Book Review: ‘The 1619 Project’

Time and time again, Project 1619 brings the past to life in new ways. I knew nothing of, say, Callie House, a Tennessee widowed laundromat who was born into slavery and organized in the early 1900s a national movement to demand pensions for formerly enslaved, like the pensions paid to former Union soldiers. When Congress refused, the House of Representatives sued the federal government, arguing that “the U.S. Treasury owes black Americans $68,073,388.99 for taxes it collected between 1862 and 1868 on cotton slaves who grew. The federal government identified cotton and could track it.” Her audacity so enraged Woodrow Wilson’s white Southern cabinet that they made sure House and her lawyers were charged with mail fraud. She spent a year in prison.

Most readers may also not know that a farmer can obtain mortgages on his enslaved workers. Thomas Jefferson did to raise funds to build Monticello. If the debtor defaults, the bank then auctions off these men and women—further further disintegrating slavery for families. The book also reminds us that the stains of slavery in our history were not confined to the South. Nearly 1,000 trips were made to Africa to buy captives from Rhode Island. In the aftermath of the 18th century uprising, 21 enslaved men and women were executed – some burned to the stage and one tied to a large wheel while his bones were broken with a hammer – in New York City.

Several times, the writer of “Project 1619” has made a bold assertion that departs so far from seemingly exaggerated conventional wisdom. Then comes the zinger that proves the author’s point of view. For example, Hannah Jones, who wrote the book’s foreword and the first and last of his 18 articles, declares that the way the Constitution allowed Congress to outlaw the Atlantic slave trade after 20 years (beginning in 1808) is an order that is “often put off as evidence on the anti-slavery sentiment of the drafters “but” it can in some ways be considered self-serving.” Self-serving? She says the Virginians, so prominent among the Founding Fathers, knew that “years of tobacco farming had depleted the soil, and landowners like Jefferson were turning to crops that required less labor, like wheat. This meant they needed fewer slaves to make a profit. and “they stood to make money by cutting off the supply of new people from Africa and . . . selling surplus labor” to the cotton and sugar growers of the south. Then the reader asks. Prove That. And it does: Over the course of 30 years, “Virginia alone has sold between 300,000 and 350,000 slaves south, nearly all of the Africans sold in the United States over the course of the period of slavery.”

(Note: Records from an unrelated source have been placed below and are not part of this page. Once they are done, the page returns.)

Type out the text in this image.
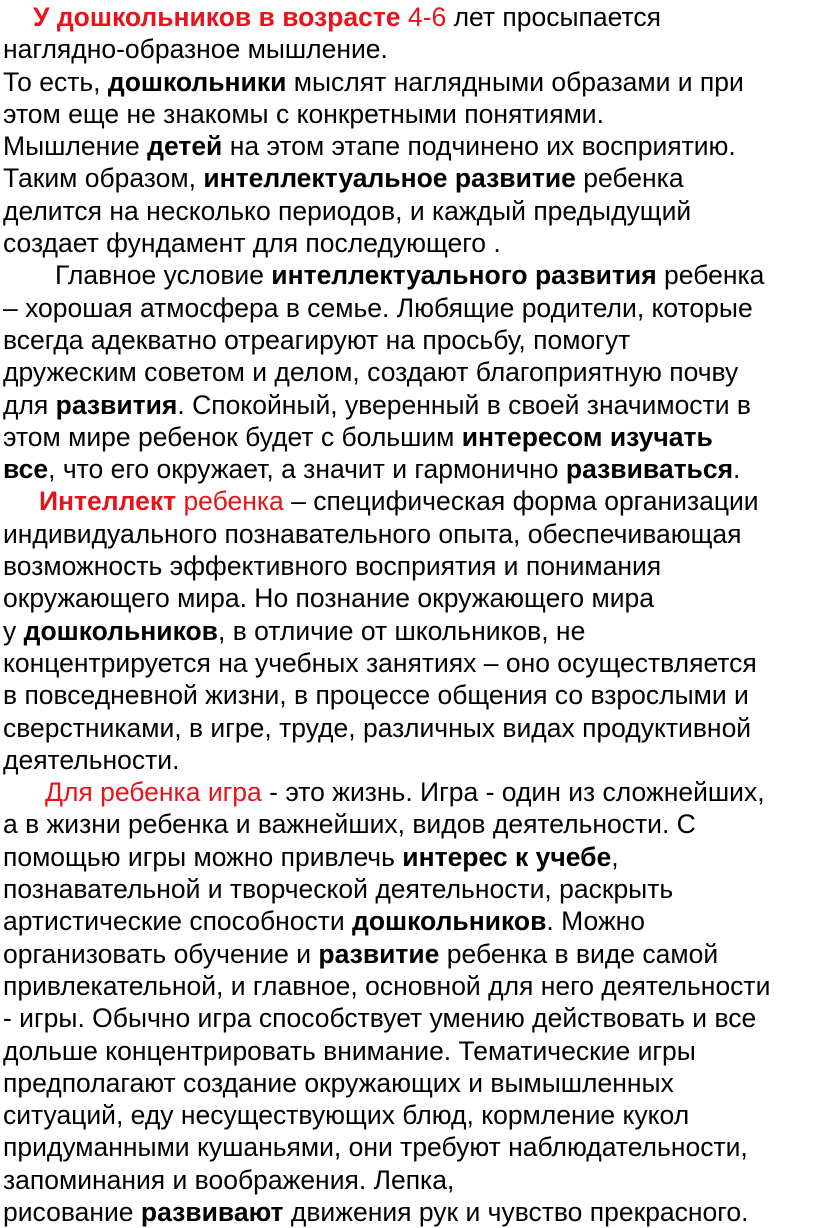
У дошкольников в возрасте 4-6 лет просыпается
наглядно-образное мышление.
То есть, дошкольники мыслят наглядными образами и при
этом еще не знакомы с конкретными понятиями.
Мышление детей на этом этапе подчинено их восприятию.
Таким образом, интеллектуальное развитие ребенка
делится на несколько периодов, и каждый предыдущий
создает фундамент для последующего .
Главное условие интеллектуального развития ребенка
– хорошая атмосфера в семье. Любящие родители, которые
всегда адекватно отреагируют на просьбу, помогут
дружеским советом и делом, создают благоприятную почву
для развития. Спокойный, уверенный в своей значимости в
этом мире ребенок будет с большим интересом изучать
все, что его окружает, а значит и гармонично развиваться.
Интеллект ребенка – специфическая форма организации
индивидуального познавательного опыта, обеспечивающая
возможность эффективного восприятия и понимания
окружающего мира. Но познание окружающего мира
у дошкольников, в отличие от школьников, не
концентрируется на учебных занятиях – оно осуществляется
в повседневной жизни, в процессе общения со взрослыми и
сверстниками, в игре, труде, различных видах продуктивной
деятельности.
Для ребенка игра - это жизнь. Игра - один из сложнейших,
а в жизни ребенка и важнейших, видов деятельности. С
помощью игры можно привлечь интерес к учебе,
познавательной и творческой деятельности, раскрыть
артистические способности дошкольников. Можно
организовать обучение и развитие ребенка в виде самой
привлекательной, и главное, основной для него деятельности
- игры. Обычно игра способствует умению действовать и все
дольше концентрировать внимание. Тематические игры
предполагают создание окружающих и вымышленных
ситуаций, еду несуществующих блюд, кормление кукол
придуманными кушаньями, они требуют наблюдательности,
запоминания и воображения. Лепка,
рисование развивают движения рук и чувство прекрасного.
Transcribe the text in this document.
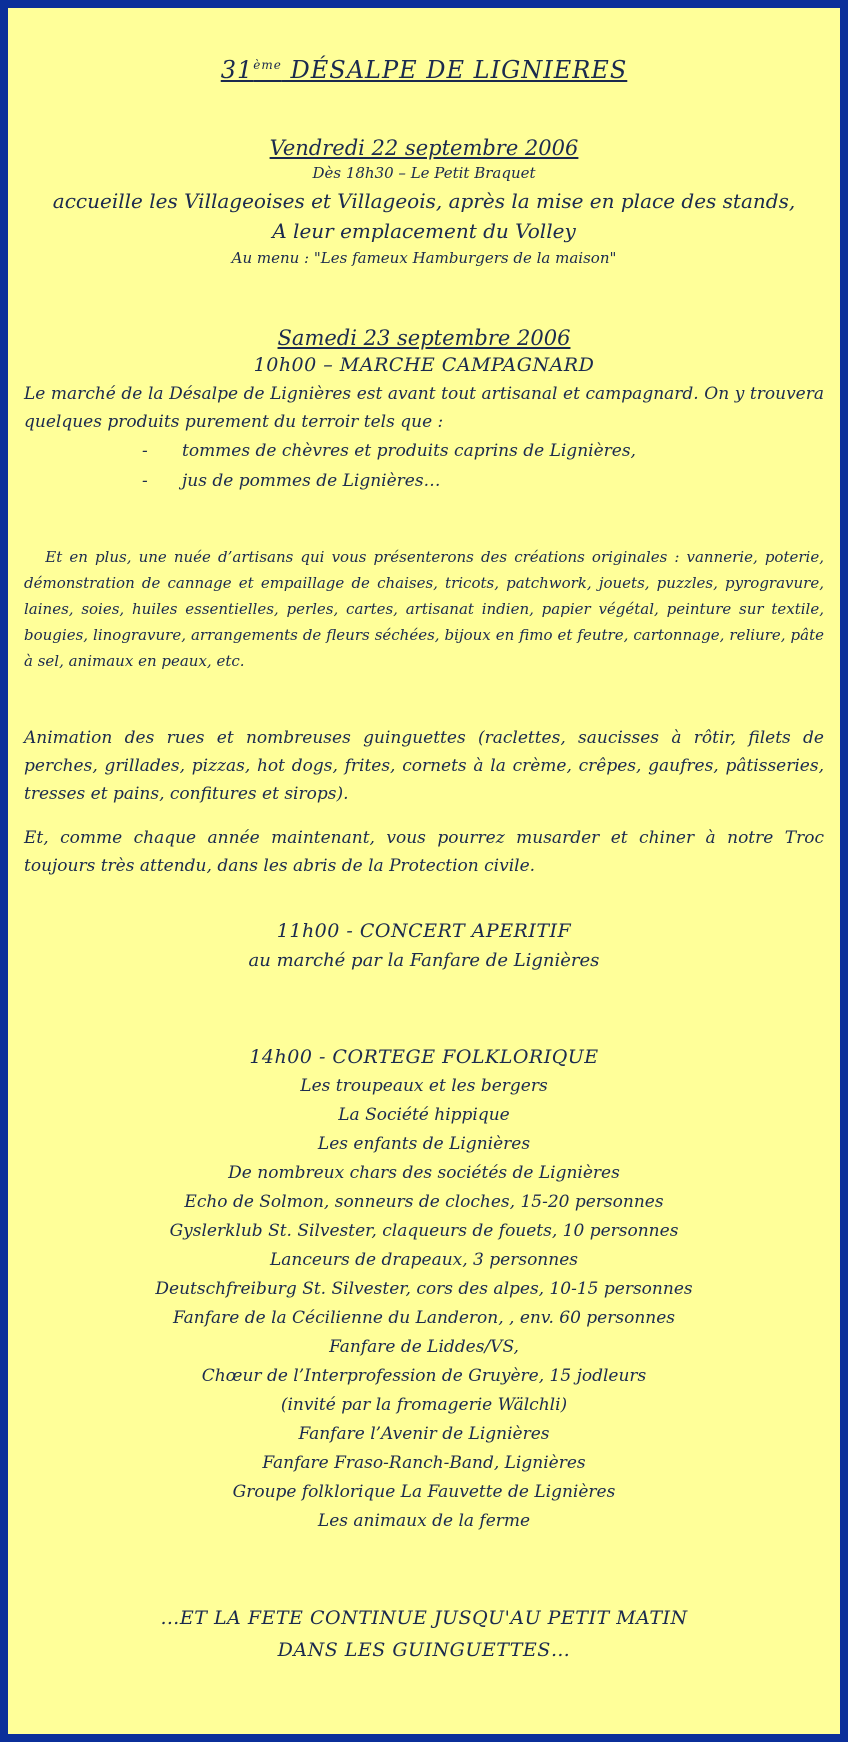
31ème DÉSALPE DE LIGNIERES

Vendredi 22 septembre 2006

Dès 18h30 – Le Petit Braquet

accueille les Villageoises et Villageois, après la mise en place des stands,

A leur emplacement du Volley

Au menu : "Les fameux Hamburgers de la maison"

Samedi 23 septembre 2006

10h00 – MARCHE CAMPAGNARD

Le marché de la Désalpe de Lignières est avant tout artisanal et campagnard. On y trouvera quelques produits purement du terroir tels que :

- tommes de chèvres et produits caprins de Lignières,
- jus de pommes de Lignières…

Et en plus, une nuée d’artisans qui vous présenterons des créations originales : vannerie, poterie, démonstration de cannage et empaillage de chaises, tricots, patchwork, jouets, puzzles, pyrogravure, laines, soies, huiles essentielles, perles, cartes, artisanat indien, papier végétal, peinture sur textile, bougies, linogravure, arrangements de fleurs séchées, bijoux en fimo et feutre, cartonnage, reliure, pâte à sel, animaux en peaux, etc.

Animation des rues et nombreuses guinguettes (raclettes, saucisses à rôtir, filets de perches, grillades, pizzas, hot dogs, frites, cornets à la crème, crêpes, gaufres, pâtisseries, tresses et pains, confitures et sirops).

Et, comme chaque année maintenant, vous pourrez musarder et chiner à notre Troc toujours très attendu, dans les abris de la Protection civile.

11h00 - CONCERT APERITIF

au marché par la Fanfare de Lignières

14h00 - CORTEGE FOLKLORIQUE

Les troupeaux et les bergers

La Société hippique

Les enfants de Lignières

De nombreux chars des sociétés de Lignières

Echo de Solmon, sonneurs de cloches, 15-20 personnes

Gyslerklub St. Silvester, claqueurs de fouets, 10 personnes

Lanceurs de drapeaux, 3 personnes

Deutschfreiburg St. Silvester, cors des alpes, 10-15 personnes

Fanfare de la Cécilienne du Landeron, , env. 60 personnes

Fanfare de Liddes/VS,

Chœur de l’Interprofession de Gruyère, 15 jodleurs

(invité par la fromagerie Wälchli)

Fanfare l’Avenir de Lignières

Fanfare Fraso-Ranch-Band, Lignières

Groupe folklorique La Fauvette de Lignières

Les animaux de la ferme

…ET LA FETE CONTINUE JUSQU'AU PETIT MATIN

DANS LES GUINGUETTES…
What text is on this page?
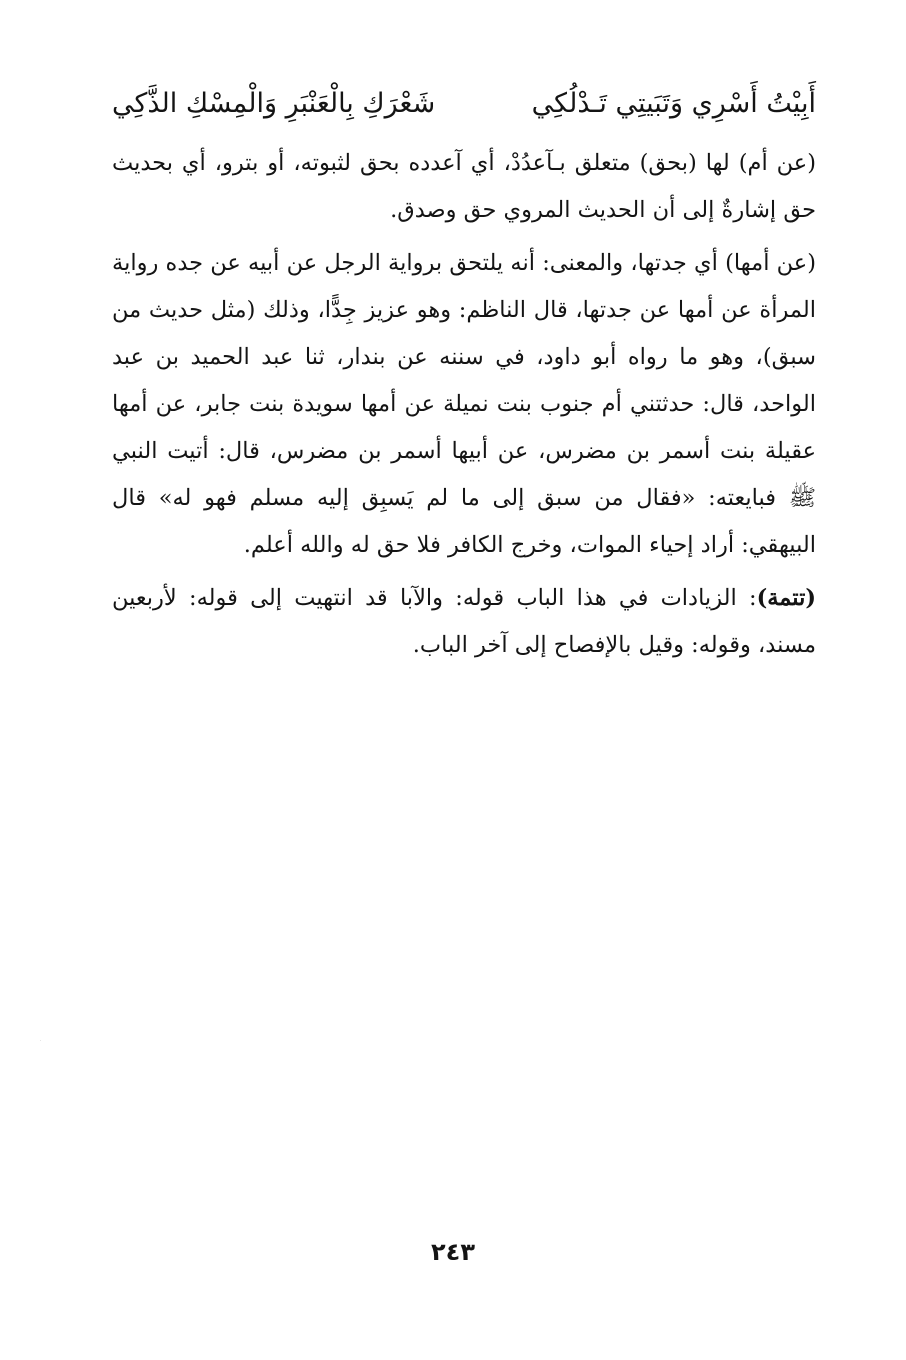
أَبِيْتُ أَسْرِي وَتَبَيتِي تَـدْلُكِي
شَعْرَكِ بِالْعَنْبَرِ وَالْمِسْكِ الذَّكِي

(عن أم) لها (بحق) متعلق بـآعدُدْ، أي آعدده بحق لثبوته، أو بترو، أي بحديث حق إشارةٌ إلى أن الحديث المروي حق وصدق.

(عن أمها) أي جدتها، والمعنى: أنه يلتحق برواية الرجل عن أبيه عن جده رواية المرأة عن أمها عن جدتها، قال الناظم: وهو عزيز جِدًّا، وذلك (مثل حديث من سبق)، وهو ما رواه أبو داود، في سننه عن بندار، ثنا عبد الحميد بن عبد الواحد، قال: حدثتني أم جنوب بنت نميلة عن أمها سويدة بنت جابر، عن أمها عقيلة بنت أسمر بن مضرس، عن أبيها أسمر بن مضرس، قال: أتيت النبي ﷺ فبايعته: «فقال من سبق إلى ما لم يَسبِق إليه مسلم فهو له» قال البيهقي: أراد إحياء الموات، وخرج الكافر فلا حق له والله أعلم.

(تتمة): الزيادات في هذا الباب قوله: والآبا قد انتهيت إلى قوله: لأربعين مسند، وقوله: وقيل بالإفصاح إلى آخر الباب.

٢٤٣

Another example comes from Ibram X. Kendi, who writes about “seeing our past as a march of racial progress” from the Emancipation Proclamation to the election of Barack Obama. This has long been a comforting myth, he says, quoting George Washington as saying that slavery was on the way to disappearing. But, as the reader thinks, can the celebration of progress not coexist with the realization that we still have a long way to go? How can Kennedy claim that the narrative of progress “actually undermines efforts to achieve and maintain equality”? Rhetorical exaggeration? Yes, but then comes the zinger: In 2013, the Supreme Court struck down the Voting Rights Act on the grounds that Chief Justice John Roberts wrote in a majority opinion that since its passage in 1965, “things have changed dramatically.”